In its autumn forecasts released earlier this month, the European Commission projected Irish GDP to decline by 0.9% this year and to grow by 3% next year. This represents a downward revision from forecasts published in May, amid developments in the multinational-dominated sectors and normalising domestic demand.
This negative GDP projection is consistent with weakness seen in the data over the last month, primarily relating to the activities of multinational corporations, including the third quarter flash GDP estimate and goods export figures. Pharmaceutical exports have driven the decline in exports and GDP, owing to a reversal in the so-called Covid dividend that significantly boosted export and GDP growth over the last year or so. This is happening against the backdrop of the Commission’s downward revised projection for GDP growth in the euro area – a key trading partner for Ireland – of just 0.6% for this year.
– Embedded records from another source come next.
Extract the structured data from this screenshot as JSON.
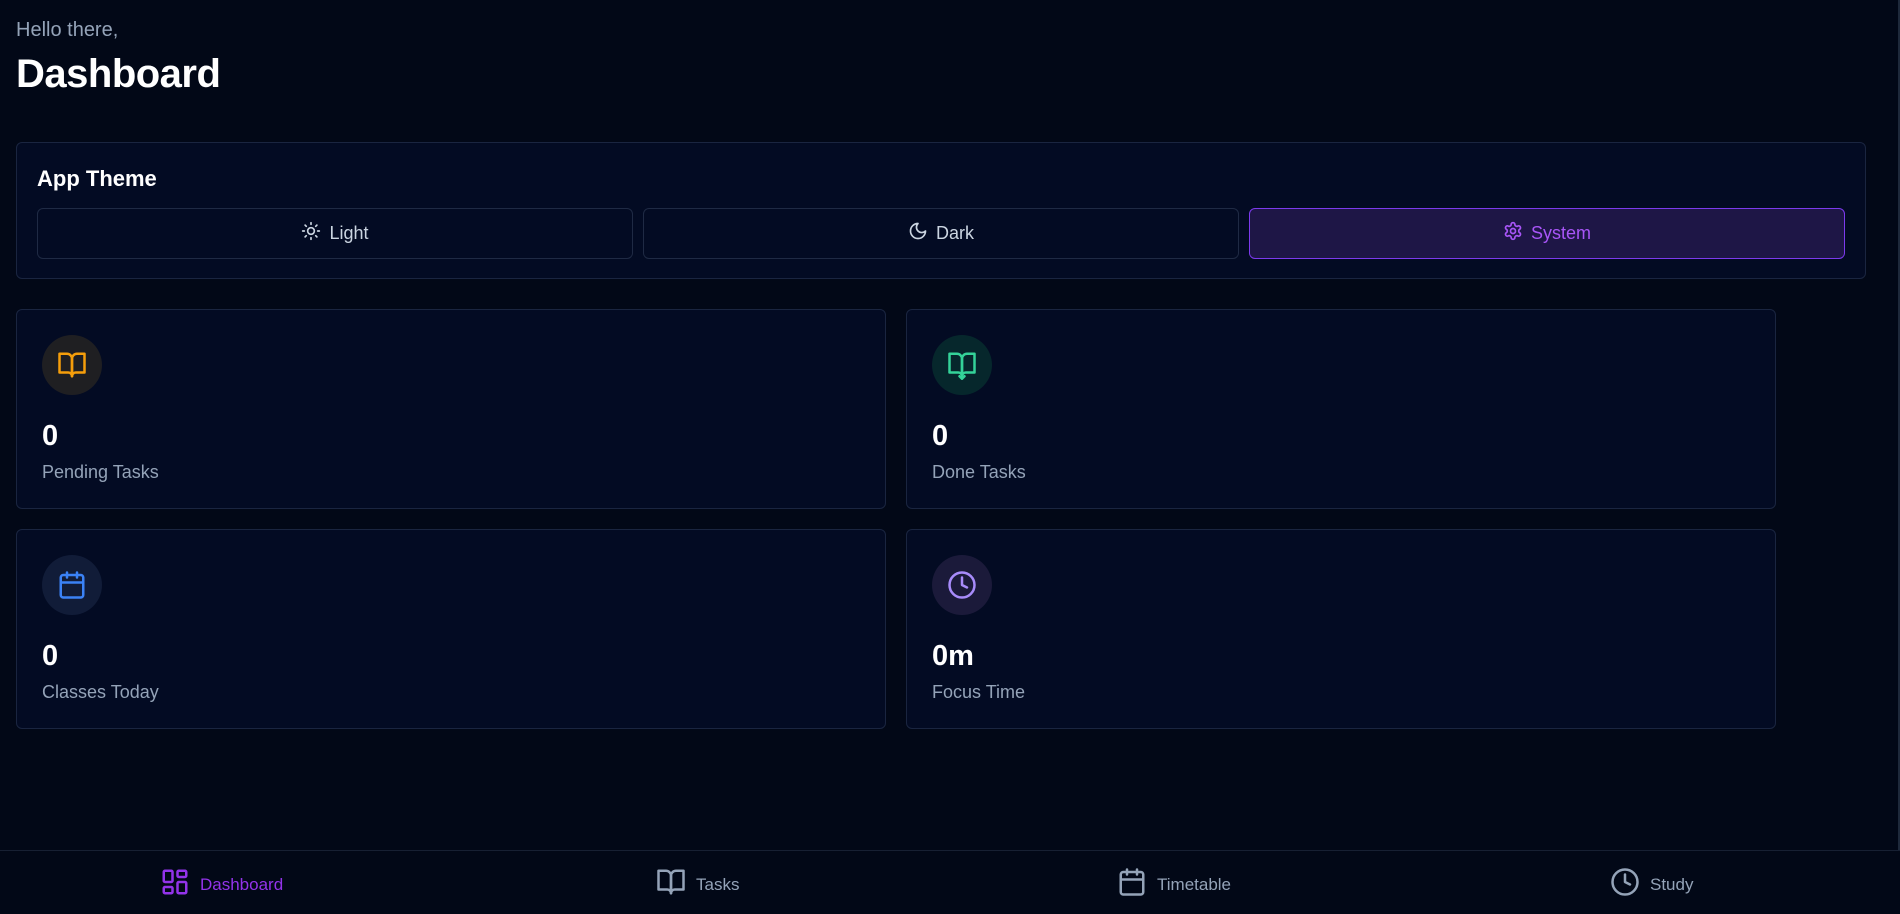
{
  "header": {
    "greeting": "Hello there,",
    "title": "Dashboard"
  },
  "theme": {
    "title": "App Theme",
    "options": [
      {
        "label": "Light",
        "icon": "sun-icon",
        "selected": false
      },
      {
        "label": "Dark",
        "icon": "moon-icon",
        "selected": false
      },
      {
        "label": "System",
        "icon": "gear-icon",
        "selected": true
      }
    ]
  },
  "stats": [
    {
      "value": "0",
      "label": "Pending Tasks",
      "icon": "book-open-icon",
      "color": "#f59e0b"
    },
    {
      "value": "0",
      "label": "Done Tasks",
      "icon": "book-open-icon",
      "color": "#34d399"
    },
    {
      "value": "0",
      "label": "Classes Today",
      "icon": "calendar-icon",
      "color": "#3b82f6"
    },
    {
      "value": "0m",
      "label": "Focus Time",
      "icon": "clock-icon",
      "color": "#a78bfa"
    }
  ],
  "nav": {
    "items": [
      {
        "label": "Dashboard",
        "icon": "dashboard-icon",
        "active": true
      },
      {
        "label": "Tasks",
        "icon": "book-open-icon",
        "active": false
      },
      {
        "label": "Timetable",
        "icon": "calendar-icon",
        "active": false
      },
      {
        "label": "Study",
        "icon": "clock-icon",
        "active": false
      }
    ]
  },
  "colors": {
    "background": "#020817",
    "card": "#030b23",
    "accent": "#9333ea"
  }
}
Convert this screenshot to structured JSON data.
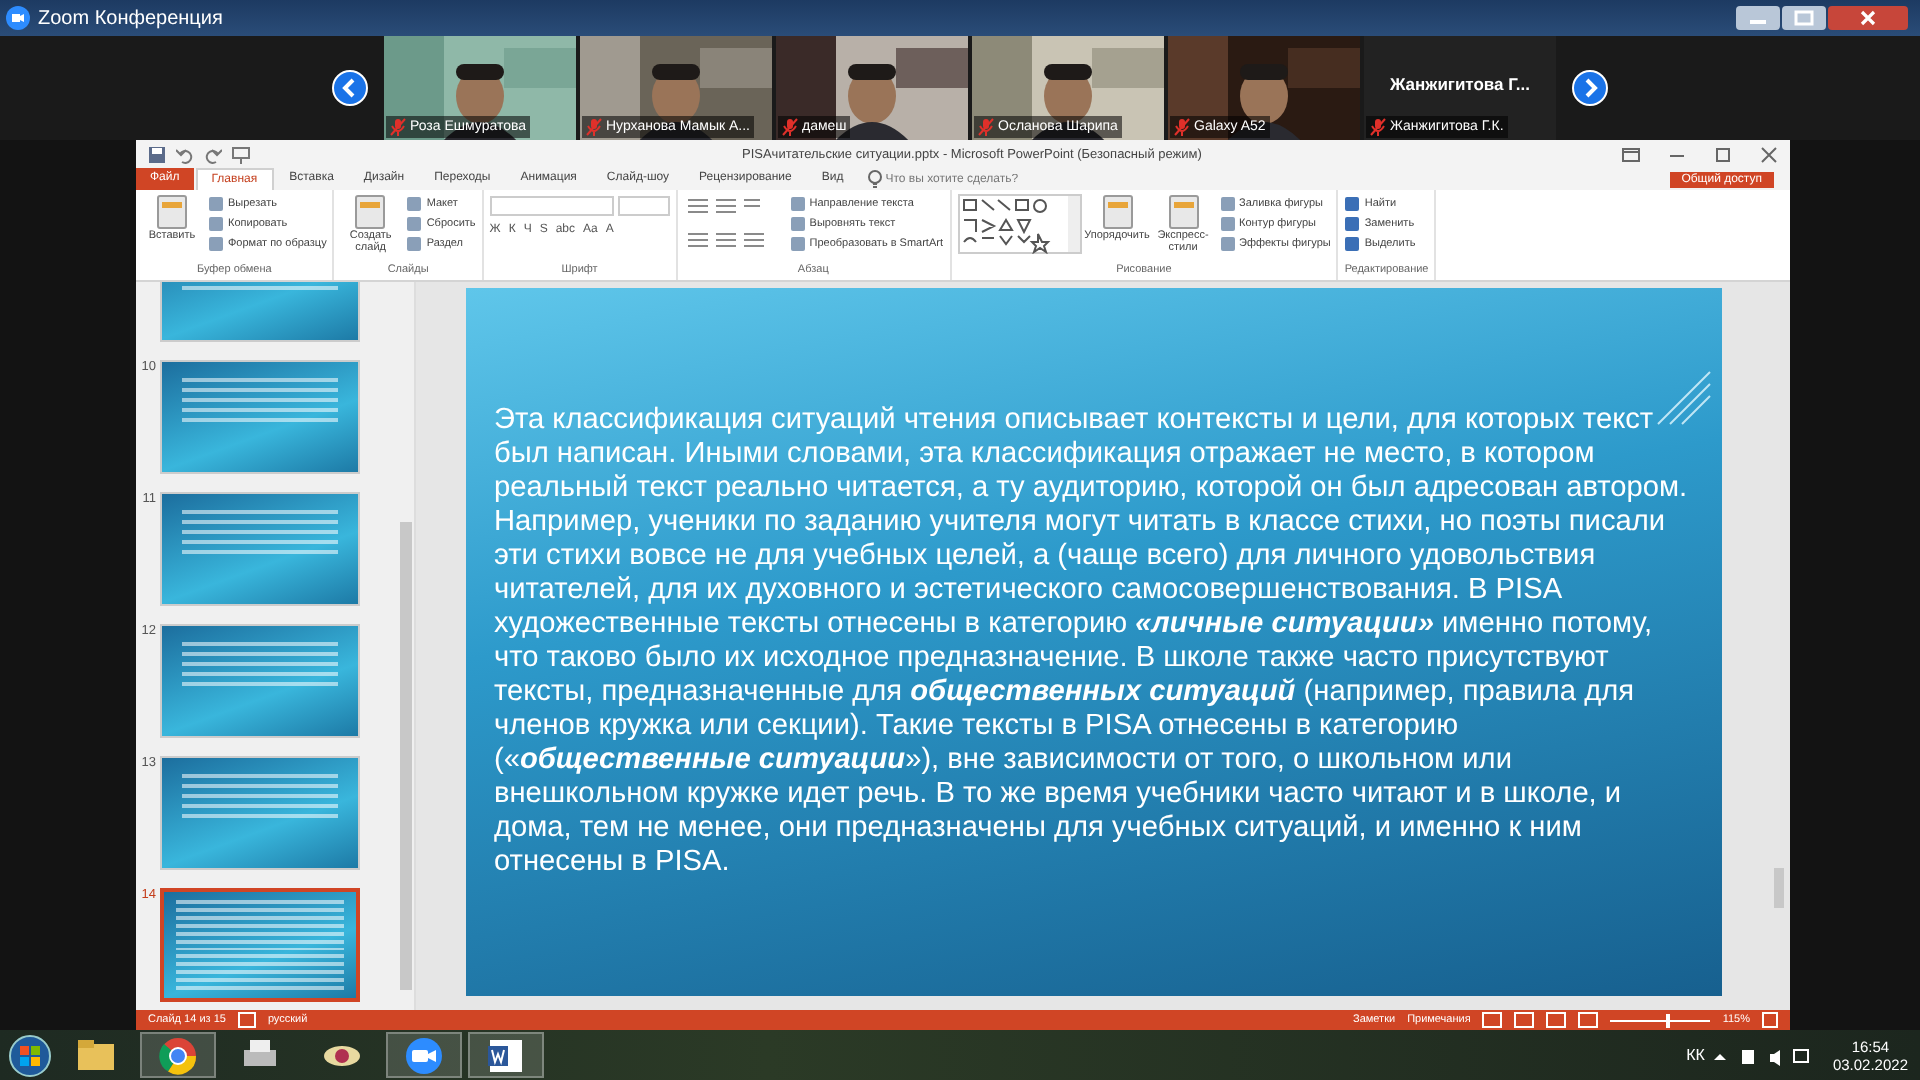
{
  "zoom": {
    "title": "Zoom Конференция",
    "participants": [
      {
        "name": "Роза Ешмуратова",
        "kind": "video"
      },
      {
        "name": "Нурханова Мамык А...",
        "kind": "video"
      },
      {
        "name": "дамеш",
        "kind": "video"
      },
      {
        "name": "Осланова Шарипа",
        "kind": "video"
      },
      {
        "name": "Galaxy A52",
        "kind": "video"
      },
      {
        "name": "Жанжигитова Г.К.",
        "kind": "name_only",
        "display_name": "Жанжигитова  Г..."
      }
    ]
  },
  "powerpoint": {
    "title": "PISAчитательские ситуации.pptx - Microsoft PowerPoint (Безопасный режим)",
    "tabs": [
      {
        "label": "Файл",
        "kind": "file",
        "selected": false
      },
      {
        "label": "Главная",
        "kind": "tab",
        "selected": true
      },
      {
        "label": "Вставка",
        "kind": "tab",
        "selected": false
      },
      {
        "label": "Дизайн",
        "kind": "tab",
        "selected": false
      },
      {
        "label": "Переходы",
        "kind": "tab",
        "selected": false
      },
      {
        "label": "Анимация",
        "kind": "tab",
        "selected": false
      },
      {
        "label": "Слайд-шоу",
        "kind": "tab",
        "selected": false
      },
      {
        "label": "Рецензирование",
        "kind": "tab",
        "selected": false
      },
      {
        "label": "Вид",
        "kind": "tab",
        "selected": false
      }
    ],
    "search": {
      "placeholder": "Что вы хотите сделать?"
    },
    "share": "Общий доступ",
    "groups": [
      {
        "label": "Буфер обмена",
        "items": [
          {
            "kind": "large",
            "label": "Вставить"
          },
          {
            "kind": "small",
            "label": "Вырезать"
          },
          {
            "kind": "small",
            "label": "Копировать"
          },
          {
            "kind": "small",
            "label": "Формат по образцу"
          }
        ]
      },
      {
        "label": "Слайды",
        "items": [
          {
            "kind": "large",
            "label": "Создать слайд"
          },
          {
            "kind": "small",
            "label": "Макет"
          },
          {
            "kind": "small",
            "label": "Сбросить"
          },
          {
            "kind": "small",
            "label": "Раздел"
          }
        ]
      },
      {
        "label": "Шрифт",
        "items": [
          {
            "kind": "font"
          },
          {
            "kind": "glyph",
            "label": "Ж"
          },
          {
            "kind": "glyph",
            "label": "К"
          },
          {
            "kind": "glyph",
            "label": "Ч"
          },
          {
            "kind": "glyph",
            "label": "S"
          },
          {
            "kind": "glyph",
            "label": "abc"
          },
          {
            "kind": "glyph",
            "label": "Aa"
          },
          {
            "kind": "glyph",
            "label": "A"
          }
        ]
      },
      {
        "label": "Абзац",
        "items": [
          {
            "kind": "align"
          },
          {
            "kind": "small",
            "label": "Направление текста"
          },
          {
            "kind": "small",
            "label": "Выровнять текст"
          },
          {
            "kind": "small",
            "label": "Преобразовать в SmartArt"
          }
        ]
      },
      {
        "label": "Рисование",
        "items": [
          {
            "kind": "shapes"
          },
          {
            "kind": "large",
            "label": "Упорядочить"
          },
          {
            "kind": "large",
            "label": "Экспресс-стили"
          },
          {
            "kind": "small",
            "label": "Заливка фигуры"
          },
          {
            "kind": "small",
            "label": "Контур фигуры"
          },
          {
            "kind": "small",
            "label": "Эффекты фигуры"
          }
        ]
      },
      {
        "label": "Редактирование",
        "items": [
          {
            "kind": "small",
            "label": "Найти"
          },
          {
            "kind": "small",
            "label": "Заменить"
          },
          {
            "kind": "small",
            "label": "Выделить"
          }
        ]
      }
    ],
    "thumbnails": [
      {
        "selected": false
      },
      {
        "number": "10",
        "selected": false
      },
      {
        "number": "11",
        "selected": false
      },
      {
        "number": "12",
        "selected": false
      },
      {
        "number": "13",
        "selected": false
      },
      {
        "number": "14",
        "selected": true
      }
    ],
    "slide": {
      "text": "Эта классификация ситуаций чтения описывает контексты и цели, для которых текст был написан. Иными словами, эта классификация отражает не место, в котором реальный текст реально читается, а ту аудиторию, которой он был адресован автором. Например, ученики по заданию учителя могут читать в классе стихи, но поэты писали эти стихи вовсе не для учебных целей, а (чаще всего) для личного удовольствия читателей, для их духовного и эстетического самосовершенствования. В PISA художественные тексты отнесены в категорию **«личные ситуации»** именно потому, что таково было их исходное предназначение. В школе также часто присутствуют тексты, предназначенные для **общественных ситуаций** (например, правила для членов кружка или секции). Такие тексты в PISA отнесены в категорию («**общественные ситуации**»), вне зависимости от того, о школьном или внешкольном кружке идет речь. В то же время учебники часто читают и в школе, и дома, тем не менее, они предназначены для учебных ситуаций, и именно к ним отнесены в PISA."
    },
    "status": {
      "slide": "Слайд 14 из 15",
      "language": "русский",
      "notes": "Заметки",
      "comments": "Примечания",
      "zoom": "115%",
      "level": 0.55
    }
  },
  "taskbar": {
    "language": "КК",
    "time": "16:54",
    "date": "03.02.2022"
  }
}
However, as is widely acknowledged, including by the Deputy, Irish GDP is notoriously volatile and is not useful in measuring the living standards of Irish residents. This is because it includes the globalised activities of large multinational enterprises such as contract manufacturing, essentially manufacturing outsourced to third party manufacturers in third counties. Modified domestic demand, my preferred measure of the domestic economy, is projected by the Commission to grow by approximately 2% this year and next year, broadly in line with my Department’s projections.
The Commission projected headline inflation of 5.3% for this year and 2.7% for next year, with core inflation to ease at a more gradual pace. Again, these projections are broadly in line with my Department’s assessment of the inflation outlook.
More broadly, the Commission’s forecasts suggest that the outlook for Ireland’s trading partners will remain subdued. The Commission also anticipates that global GDP growth will remain below pre-pandemic rates in 2023 and 2024, echoing the IMF’s recent outlook. Finally, the Commission highlights a number of key risks, noting that uncertainty and downside risks to the outlook have increased in recent months. As a small open economy, weak demand among trading partners has potential implications for the Irish economy. My Department will continue to monitor developments and advise accordingly.
In the past few minutes, the CSO will have published the most recent labour force survey data. The survey shows continued strong performance in employment terms so that can give us encouragement. Employment in this quarter is up by some 27,000, bringing us to a new all-time high of employment numbers in Ireland of more than 2.66 million people. The CSO puts the unemployment rate at 4.5%. There is much uncertainty and we are certainly facing clear headwinds in the Irish economy but against that backdrop, the performance of the domestic economy, and of the labour market in particular, remains particularly strong and is noteworthy.